方法:使用外显子组或基因组测序,对两名男性和一名女性的临床和遗传特征进行了评估。
结果:CIPA症状包括反复发热,疼痛不敏感,1岁时表现为无汗症(年龄范围:0.3-8岁)。两名患者表现出自残倾向,智力残疾,和发育迟缓。四个NTRK1(NM_002529.3)突变,c.851-33T>A(p。?),c.2020G>T(p。Asp674Tyr),c.2303C>T(p。Pro768Leu),和c.574-156_850+1113del(外显子5-7del)被鉴定。两名患者表现出早期发作和严重的表型,为c.851-33T>A纯合(p。?)突变和c.851-33T>A的复合杂合(p。?)和c.2020G>T(p。Asp674Tyr)NTRK1的突变。第三位具有c.230C>T的复合杂合突变的患者(p。Pro768Leu)和c.574-156_8501113del(外显子5-7del)表现出迟发和温和的临床表现。
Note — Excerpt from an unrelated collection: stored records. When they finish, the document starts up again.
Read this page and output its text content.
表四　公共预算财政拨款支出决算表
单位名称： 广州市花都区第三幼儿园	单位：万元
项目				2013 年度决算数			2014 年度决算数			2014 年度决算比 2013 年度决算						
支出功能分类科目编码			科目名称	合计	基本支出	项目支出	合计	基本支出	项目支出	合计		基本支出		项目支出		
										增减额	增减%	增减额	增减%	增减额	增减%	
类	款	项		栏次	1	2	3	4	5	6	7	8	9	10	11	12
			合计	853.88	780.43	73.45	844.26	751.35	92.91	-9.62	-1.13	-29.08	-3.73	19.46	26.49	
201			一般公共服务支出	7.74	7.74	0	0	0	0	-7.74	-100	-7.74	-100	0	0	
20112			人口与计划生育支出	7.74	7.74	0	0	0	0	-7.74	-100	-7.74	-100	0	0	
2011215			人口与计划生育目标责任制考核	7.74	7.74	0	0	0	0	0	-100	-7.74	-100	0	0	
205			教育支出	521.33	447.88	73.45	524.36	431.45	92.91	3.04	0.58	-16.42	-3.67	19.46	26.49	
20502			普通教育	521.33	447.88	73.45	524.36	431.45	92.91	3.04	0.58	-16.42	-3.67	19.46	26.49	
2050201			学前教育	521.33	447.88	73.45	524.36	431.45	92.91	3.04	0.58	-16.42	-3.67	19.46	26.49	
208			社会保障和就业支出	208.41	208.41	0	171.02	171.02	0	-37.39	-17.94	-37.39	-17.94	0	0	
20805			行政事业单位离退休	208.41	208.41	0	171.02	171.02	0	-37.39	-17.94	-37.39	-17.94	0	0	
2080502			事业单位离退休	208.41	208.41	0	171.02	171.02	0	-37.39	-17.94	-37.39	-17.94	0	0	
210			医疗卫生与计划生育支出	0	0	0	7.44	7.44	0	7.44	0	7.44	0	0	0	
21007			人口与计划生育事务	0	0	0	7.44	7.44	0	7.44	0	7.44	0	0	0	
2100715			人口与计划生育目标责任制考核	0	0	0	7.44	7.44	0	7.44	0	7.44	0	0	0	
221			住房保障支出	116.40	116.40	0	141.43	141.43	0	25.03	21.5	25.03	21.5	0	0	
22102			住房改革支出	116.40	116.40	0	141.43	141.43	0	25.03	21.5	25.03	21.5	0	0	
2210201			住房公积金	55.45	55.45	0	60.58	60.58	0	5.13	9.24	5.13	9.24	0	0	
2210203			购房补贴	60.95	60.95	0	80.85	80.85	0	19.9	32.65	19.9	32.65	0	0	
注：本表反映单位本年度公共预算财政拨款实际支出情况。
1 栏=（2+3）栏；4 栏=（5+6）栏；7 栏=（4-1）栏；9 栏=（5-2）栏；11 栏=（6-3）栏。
结论:所有3例患者均表现出不同的表型和疾病严重程度。这项研究丰富了我们对CIPA的临床和遗传方面的理解,突出可变的表型和疾病严重程度。
方法:使用外显子组或基因组测序,对两名男性和一名女性的临床和遗传特征进行了评估。
结果:CIPA症状包括反复发热,疼痛不敏感,1岁时表现为无汗症(年龄范围:0.3-8岁)。两名患者表现出自残倾向,智力残疾,和发育迟缓。四个NTRK1(NM_002529.3)突变,c.851-33T>A(p。?),c.2020G>T(p。Asp674Tyr),c.2303C>T(p。Pro768Leu),和c.574-156_850+1113del(外显子5-7del)被鉴定。两名患者表现出早期发作和严重的表型,为c.851-33T>A纯合(p。?)突变和c.851-33T>A的复合杂合(p。?)和c.2020G>T(p。Asp674Tyr)NTRK1的突变。第三位具有c.230C>T的复合杂合突变的患者(p。Pro768Leu)和c.574-156_8501113del(外显子5-7del)表现出迟发和温和的临床表现。
结论:所有3例患者均表现出不同的表型和疾病严重程度。这项研究丰富了我们对CIPA的临床和遗传方面的理解,突出可变的表型和疾病严重程度。